Furthermore, a clause in the standard conditions of tender imposed obligations on the employer in relation to its acceptance of any tender, requiring the employer to:
- “Accept the tender offer only if the tenderer complies with the legal requirements, if any, stated in the tender data”; and to
- “Notify the successful tenderer of the employer’s acceptance of his tender offer by completing and returning one copy of the form of offer and acceptance before the expiry of the validity period stated in the tender data, or agreed additional period. Provided that the form of offer and acceptance does not contain any qualifying statements, it will constitute the formation of a contract between the employer and the successful tenderer as described in the form of offer and acceptance.”
It followed that the failure to adhere to the procedure of duly signing and notifying before the end of the period of validity rendered the acceptances invalid.
The court found that where a contract stipulates the formalities to be followed for acceptance, then that contract will be concluded only upon that specific mode of acceptance being followed. Failure to comply with the specified procedures and formalities by either party renders the contract null and void. In the matter before it, the court held that the non-compliance with the stipulated provisions for acceptance resulted in no contractual obligations having arisen – with the corresponding effect that the parties could not rely on any contractual remedies.
South African law provides also clear authority on the scope and principles of contract law and states what constitutes valid acceptance. Unless an agreement states that its existence is subject to the rules pertaining to acceptance set out within it, the general rule is that acceptance takes place on the notification of acceptance, i.e. when Party A tells Party B that it accepts the contract. Importantly, there are several unavoidable requirements for valid acceptance; it must be:
- By the person to whom the offer was made; and
- In the prescribed manner, by law or by the requirements of the contract.
Some contracts may specify that a physical signature is not necessary to begin with.

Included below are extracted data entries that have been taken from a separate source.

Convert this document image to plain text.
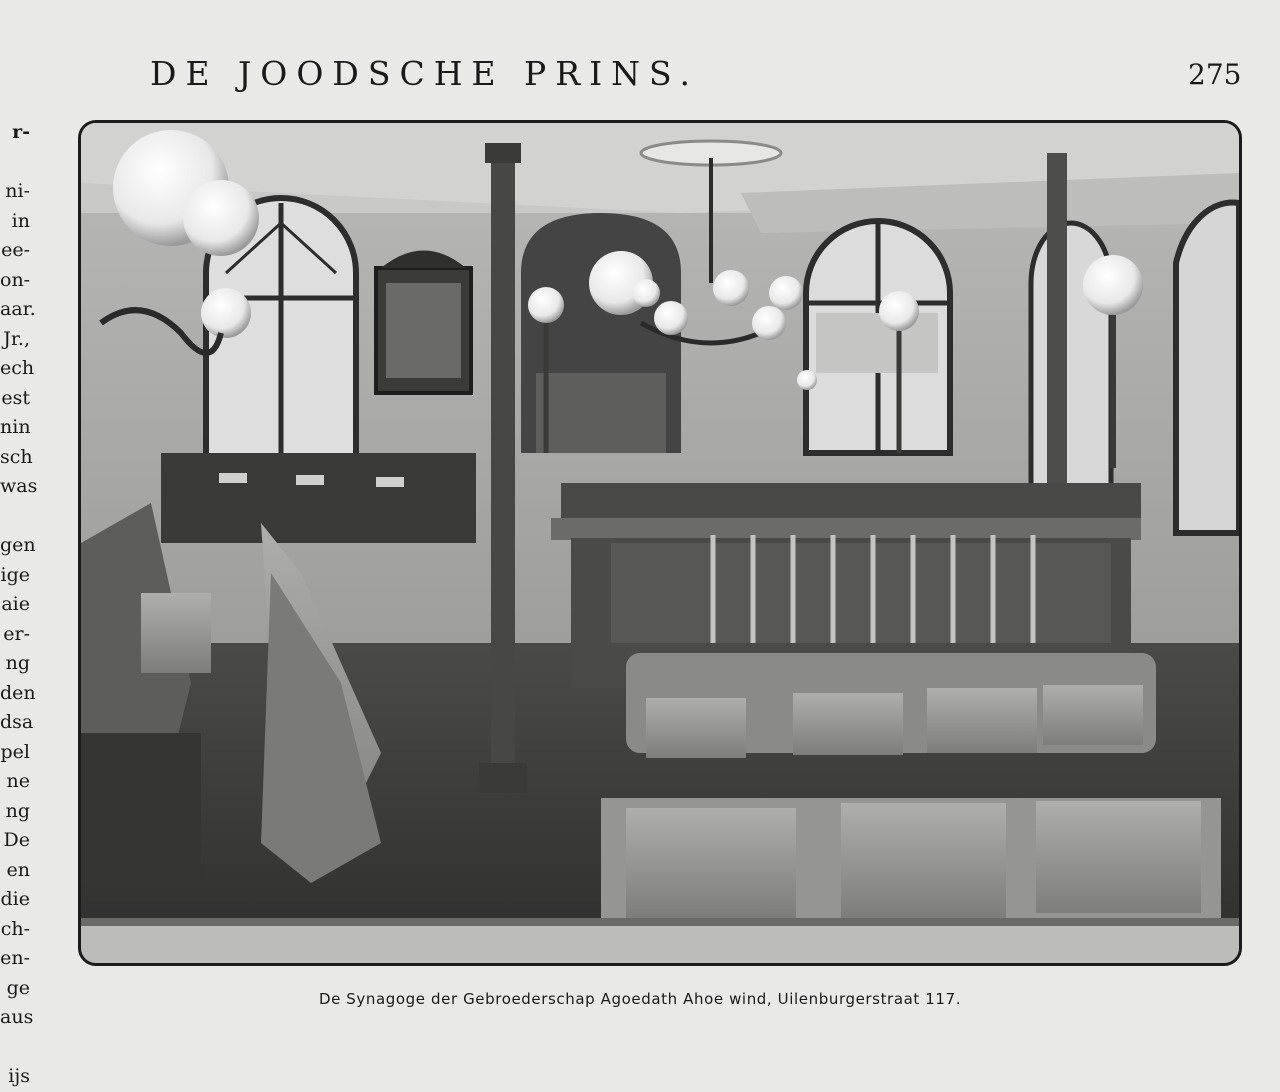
DE JOODSCHE PRINS.	275
r-

ni-
in
ee-
on-
aar.
Jr.,
ech
est
nin
sch
was

gen
ige
aie
er-
ng
den
dsa
pel
ne
ng
De
en
die
ch-
en-
ge
aus

ijs
De Synagoge der Gebroederschap Agoedath Ahoe wind, Uilenburgerstraat 117.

The JBCC Principal Building Agreement, Edition 4.1 states, in clause 3.5, that “formal signatures are not required to render this agreement binding.” The same clause appeared in Edition 5.0 of the Agreement. However, it appears that the drafters of the JBCC suite of contracts chose to follow a safer route, excluding, from Edition 6.1 onwards, that clause 3.5 with the effect that formal signatures are now required.
It is vital to ensure that the acceptance of a contract is solid and clearly in line with the requirements specified by law or by the contract itself. As is seen above, it is not uncommon for the courts to refuse to enforce contacts entered into defectively. The parties to any contract must always be mindful of safeguarding themselves by knowing the terms of their agreements and, when in any doubt, consulting experienced attorneys for assistance.